First of all, a little about the ways in which I use social media:
- In the mid-1990s, I posted prolifically my own poetry and writing on at least 3 different “bulletin boards“
- I was an eager early-ish adopter of facebook (most of my friends were still in college and raving about it).
- I’ve participated in Red Cedar Writing Project’s blog, as well as had my own teaching blog and mommy blog.
- I’ve used a variety of photo and video sharing sites for both professional and personal uses
- In short, I am an eager adopter of the idea of creating content online sourced from my own life and expertise.
I think it is important to note the value of words in context. While this is often used as an excuse (i.e.”That statement was taken out of context,”), I do believe that context is important. A social event at a bar with close friends will elicit different statements than a keynote speech at a large convention. We have different standards for what we say and what we find acceptable depending on the context. For me, facebook began as a purely social context and I was uncomfortable when my students joined, friended me, and then harassed me about ignoring their requests (here’s a great response on why teachers SHOULD friend their students). What I’ve come to recognize is that, for me, while I don’t feel I have anything to hide on my facebook page, I had better double-check every tweet, status update, blog post, etc to make sure that I am representing myself online as I am offline. That is to say: I need to be authentic no matter what the medium. People will surely disagree with some, most, or all of my opinions that I scatter about the interweb and the coffee shop, but whether or not I cause dissent is not my main concern. My main concern is that I conduct myself in a way that causes no harm (to myself or to others), no matter where I am, no matter who is watching.
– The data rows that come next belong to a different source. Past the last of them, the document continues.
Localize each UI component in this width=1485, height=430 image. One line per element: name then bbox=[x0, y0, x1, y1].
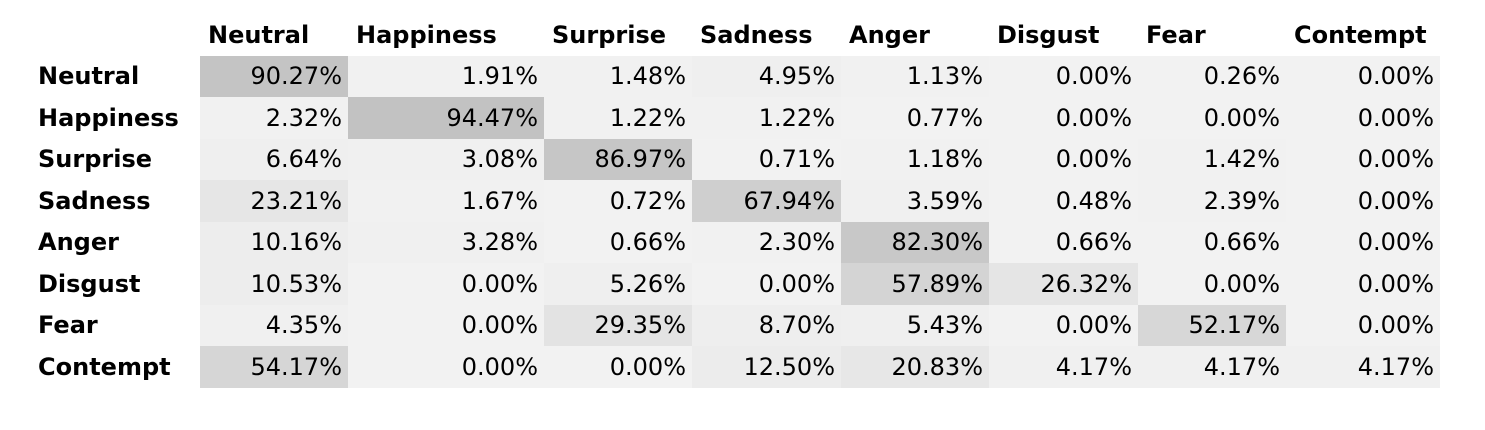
matrix-row: Neutral 90.27% 1.91% 1.48% 4.95% 1.13% 0.00% 0.… bbox=[30, 55, 1440, 97]
matrix-cell: 0.00% bbox=[989, 55, 1138, 97]
matrix-cell: 1.67% bbox=[348, 180, 544, 222]
matrix-cell: 0.71% bbox=[692, 138, 841, 180]
row-header-neutral: Neutral bbox=[30, 55, 200, 97]
matrix-cell: 2.39% bbox=[1138, 180, 1286, 222]
matrix-cell: 0.26% bbox=[1138, 55, 1286, 97]
matrix-cell: 29.35% bbox=[544, 304, 692, 346]
matrix-cell: 4.35% bbox=[200, 304, 348, 346]
matrix-cell: 0.00% bbox=[1286, 55, 1440, 97]
matrix-cell: 1.22% bbox=[544, 97, 692, 139]
matrix-cell: 1.48% bbox=[544, 55, 692, 97]
matrix-cell: 0.00% bbox=[989, 97, 1138, 139]
row-header-sadness: Sadness bbox=[30, 180, 200, 222]
matrix-cell: 10.16% bbox=[200, 221, 348, 263]
col-header-fear: Fear bbox=[1146, 20, 1206, 49]
matrix-cell: 23.21% bbox=[200, 180, 348, 222]
matrix-cell: 4.95% bbox=[692, 55, 841, 97]
matrix-cell: 0.00% bbox=[1138, 263, 1286, 305]
matrix-cell: 82.30% bbox=[841, 221, 989, 263]
matrix-cell: 90.27% bbox=[200, 55, 348, 97]
corner-cell bbox=[30, 14, 200, 56]
row-header-anger: Anger bbox=[30, 221, 200, 263]
row-header-happiness: Happiness bbox=[30, 97, 200, 139]
row-header-contempt: Contempt bbox=[30, 346, 200, 388]
matrix-cell: 6.64% bbox=[200, 138, 348, 180]
matrix-cell: 0.00% bbox=[544, 346, 692, 388]
matrix-cell: 3.08% bbox=[348, 138, 544, 180]
col-header-surprise: Surprise bbox=[552, 20, 667, 49]
matrix-cell: 0.77% bbox=[841, 97, 989, 139]
matrix-cell: 1.42% bbox=[1138, 138, 1286, 180]
matrix-cell: 94.47% bbox=[348, 97, 544, 139]
confusion-matrix-table: Neutral Happiness Surprise Sadness Anger… bbox=[30, 14, 1440, 388]
col-header-sadness: Sadness bbox=[700, 20, 813, 49]
matrix-cell: 57.89% bbox=[841, 263, 989, 305]
col-header-neutral: Neutral bbox=[208, 20, 310, 49]
matrix-cell: 0.66% bbox=[1138, 221, 1286, 263]
matrix-cell: 67.94% bbox=[692, 180, 841, 222]
matrix-cell: 0.00% bbox=[1286, 263, 1440, 305]
matrix-cell: 0.48% bbox=[989, 180, 1138, 222]
matrix-cell: 0.00% bbox=[989, 138, 1138, 180]
row-header-fear: Fear bbox=[30, 304, 200, 346]
matrix-row: Fear 4.35% 0.00% 29.35% 8.70% 5.43% 0.00% 52.17… bbox=[30, 304, 1440, 346]
matrix-cell: 5.26% bbox=[544, 263, 692, 305]
matrix-cell: 3.59% bbox=[841, 180, 989, 222]
matrix-cell: 2.32% bbox=[200, 97, 348, 139]
matrix-row: Anger 10.16% 3.28% 0.66% 2.30% 82.30% 0.66% 0.6… bbox=[30, 221, 1440, 263]
header-row: Neutral Happiness Surprise Sadness Anger… bbox=[30, 14, 1440, 56]
matrix-cell: 2.30% bbox=[692, 221, 841, 263]
matrix-cell: 0.00% bbox=[1286, 138, 1440, 180]
matrix-row: Sadness 23.21% 1.67% 0.72% 67.94% 3.59% 0.48% 2… bbox=[30, 180, 1440, 222]
matrix-cell: 1.13% bbox=[841, 55, 989, 97]
matrix-cell: 0.00% bbox=[348, 263, 544, 305]
matrix-cell: 0.66% bbox=[989, 221, 1138, 263]
matrix-row: Disgust 10.53% 0.00% 5.26% 0.00% 57.89% 26.32%… bbox=[30, 263, 1440, 305]
matrix-row: Contempt 54.17% 0.00% 0.00% 12.50% 20.83% 4.17… bbox=[30, 346, 1440, 388]
matrix-cell: 0.72% bbox=[544, 180, 692, 222]
matrix-cell: 0.00% bbox=[1286, 180, 1440, 222]
matrix-cell: 0.00% bbox=[1138, 97, 1286, 139]
matrix-cell: 1.22% bbox=[692, 97, 841, 139]
col-header-contempt: Contempt bbox=[1294, 20, 1427, 49]
col-header-anger: Anger bbox=[849, 20, 930, 49]
matrix-cell: 54.17% bbox=[200, 346, 348, 388]
matrix-cell: 0.00% bbox=[692, 263, 841, 305]
matrix-cell: 10.53% bbox=[200, 263, 348, 305]
matrix-cell: 0.00% bbox=[1286, 304, 1440, 346]
matrix-cell: 4.17% bbox=[1286, 346, 1440, 388]
row-header-surprise: Surprise bbox=[30, 138, 200, 180]
col-header-happiness: Happiness bbox=[356, 20, 497, 49]
matrix-cell: 4.17% bbox=[1138, 346, 1286, 388]
matrix-cell: 4.17% bbox=[989, 346, 1138, 388]
matrix-cell: 86.97% bbox=[544, 138, 692, 180]
col-header-disgust: Disgust bbox=[997, 20, 1100, 49]
matrix-cell: 1.18% bbox=[841, 138, 989, 180]
matrix-cell: 26.32% bbox=[989, 263, 1138, 305]
matrix-row: Happiness 2.32% 94.47% 1.22% 1.22% 0.77% 0.00%… bbox=[30, 97, 1440, 139]
matrix-cell: 3.28% bbox=[348, 221, 544, 263]
matrix-cell: 1.91% bbox=[348, 55, 544, 97]
matrix-cell: 0.00% bbox=[348, 346, 544, 388]
matrix-cell: 8.70% bbox=[692, 304, 841, 346]
matrix-cell: 5.43% bbox=[841, 304, 989, 346]
matrix-cell: 0.00% bbox=[1286, 221, 1440, 263]
matrix-body: Neutral 90.27% 1.91% 1.48% 4.95% 1.13% 0.00% 0.… bbox=[30, 55, 1440, 388]
matrix-cell: 0.00% bbox=[989, 304, 1138, 346]
matrix-row: Surprise 6.64% 3.08% 86.97% 0.71% 1.18% 0.00% 1… bbox=[30, 138, 1440, 180]
row-header-disgust: Disgust bbox=[30, 263, 200, 305]
matrix-cell: 0.00% bbox=[348, 304, 544, 346]
matrix-cell: 0.00% bbox=[1286, 97, 1440, 139]
matrix-cell: 52.17% bbox=[1138, 304, 1286, 346]
matrix-cell: 12.50% bbox=[692, 346, 841, 388]
matrix-cell: 20.83% bbox=[841, 346, 989, 388]
matrix-cell: 0.66% bbox=[544, 221, 692, 263]
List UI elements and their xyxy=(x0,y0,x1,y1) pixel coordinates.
Unfortunately for Adolescent Andrea, the standards to which I held myself are far different than the ones which I toe today. Adolescent Andrea thought that if someone had a problem with her writing or posts (no matter how embarrassing) that was their problem, not hers. Adolescent Andrea didn’t care who knew what about her shenanigans, and Grown-up Andrea is a little red-faced about slivers of conduct back in her college days. Of course, I’m a mom now, a professional, with a career and I don’t go about partying until the wee hours as I once did.
But I worry for those students who had once tried to friend me on facebook: I didn’t want to see the pictures of them partying or kissing their significant others. Now that embarrassing pictures are search-able, burned forever onto the network, I worry that our reality culture, our navel-gazing “What are you doing now?” culture will entice a whole generation of teenagers to gleefully post things that they will later regret. I know I would have. Thank goodness that those teenage angst poems aren’t easily found from my bulletin board days. I shudder. Additionally, I don’t post pictures of my kids in public forums generally because I believe that they have their own decisions to make about their privacy when they get older. I don’t want to have made that decision for them.
In the end, I really like my privacy. I like segmenting my networks into different levels of intimacy that I share with my fellows in those networks. But I sometimes wonder if I am swimming against the tide on this one.
So: do you friend your students? Your parents? How do you decide what to post about yourself? About others? What about pictures? How do you view your privacy online? Does the context of the social network change how you interact with it?